Free cloud development accounts being abused for crypto mining

Free cloud development accounts being abused for crypto mining

Criminals have abused the free cloud accounts of CI/CD providers to mine cryptocurrency, but the threat campaign contains more than meets the eye, experts have warned.

Sysdig cybersecurity researchers discovered more than 30 GitHub accounts, 2000 Heroku accounts, and 900 Buddy accounts abused in an activity known as "freejacking." The researchers called the campaign Purpleurchin, describing it as an attempt to run cryptominers "in as many environments as possible, with as little scrutiny as possible."

By using free accounts, the cost of cryptocurrency mining (which is always relatively high) is passed on to the service provider (in this case, GitHub, Heroku, and Buddy).

great harm

After analyzing the campaign, Sysdig researchers estimated that each free GitHub account created by Purpleurchin costs the platform €15 per month. All things considered, it would cost the platform around €100,000 for the threat actor to mine a Monero token (a token is currently worth around €150).

But the attackers are not mining Monero yet. In fact, they try to mine a bunch of unknown coins, including Tidecoin, Onyx, Surgarchain, Sprint, Yenten, Arionum, MintMe, and Bitweb. Apparently, the entire campaign is unprofitable.

This has led researchers to believe that this is all still just an experiment or an attempt to support the underlying blockchains.
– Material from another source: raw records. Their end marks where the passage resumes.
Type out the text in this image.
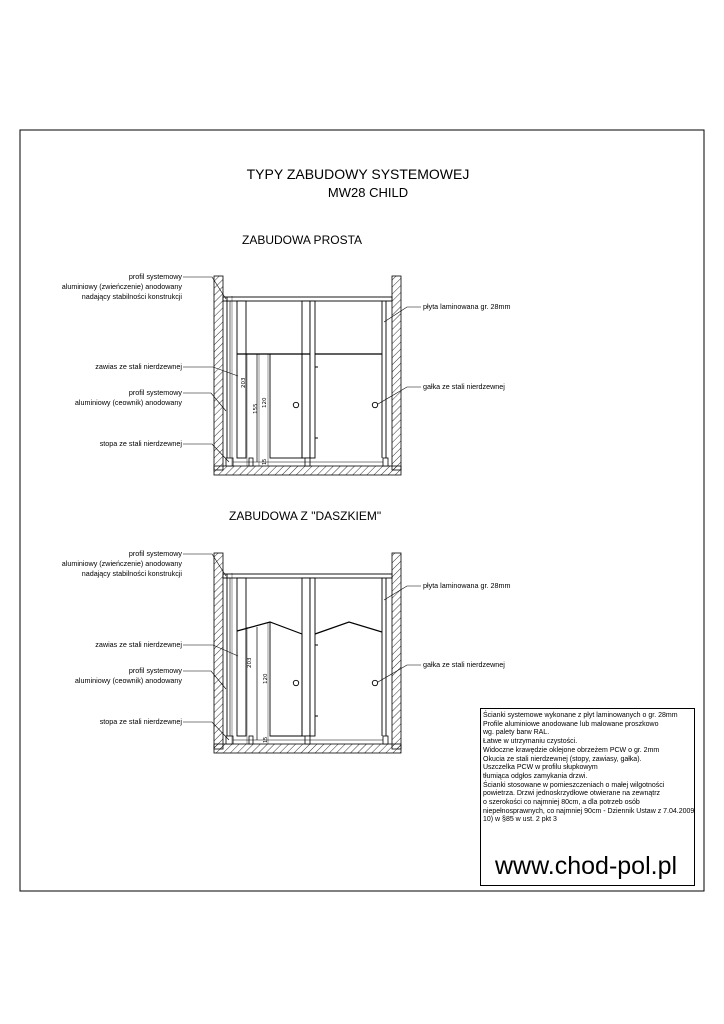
TYPY ZABUDOWY SYSTEMOWEJ
MW28 CHILD
ZABUDOWA PROSTA
203
155
120
15
profil systemowy
aluminiowy (zwieńczenie) anodowany
nadający stabilności konstrukcji
zawias ze stali nierdzewnej
profil systemowy
aluminiowy (ceownik) anodowany
stopa ze stali nierdzewnej
płyta laminowana gr. 28mm
gałka ze stali nierdzewnej
ZABUDOWA Z "DASZKIEM"
203
120
15
profil systemowy
aluminiowy (zwieńczenie) anodowany
nadający stabilności konstrukcji
zawias ze stali nierdzewnej
profil systemowy
aluminiowy (ceownik) anodowany
stopa ze stali nierdzewnej
płyta laminowana gr. 28mm
gałka ze stali nierdzewnej
Ścianki systemowe wykonane z płyt laminowanych o gr. 28mm
Profile aluminiowe anodowane lub malowane proszkowo
wg. palety barw RAL.
Łatwe w utrzymaniu czystości.
Widoczne krawędzie oklejone obrzeżem PCW o gr. 2mm
Okucia ze stali nierdzewnej (stopy, zawiasy, gałka).
Uszczelka PCW w profilu słupkowym
tłumiąca odgłos zamykania drzwi.
Ścianki stosowane w pomieszczeniach o małej wilgotności
powietrza. Drzwi jednoskrzydłowe otwierane na zewnątrz
o szerokości co najmniej 80cm, a dla potrzeb osób
niepełnosprawnych, co najmniej 90cm - Dziennik Ustaw z 7.04.2009
10) w §85 w ust. 2 pkt 3
www.chod-pol.pl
If it's an experiment, the threat actors are simply testing it to see if the method works, before moving on to larger tokens (like bitcoin or monero). With respect to blockchain attack, an entity can take over Proof-of-Work networks (in which coins can be "mined", as opposed to Proof-of-Stake coins which are all pre-mined) if you can have 51%+ of the hash power (mining power). This would give that entity the ability to roll back the blockchain, double-spend, etc. However, this would also cause the price of the token to drop.

The addresses to which the miners should send the mined tokens are hidden, making it impossible to determine the success of the campaign or identify the attackers.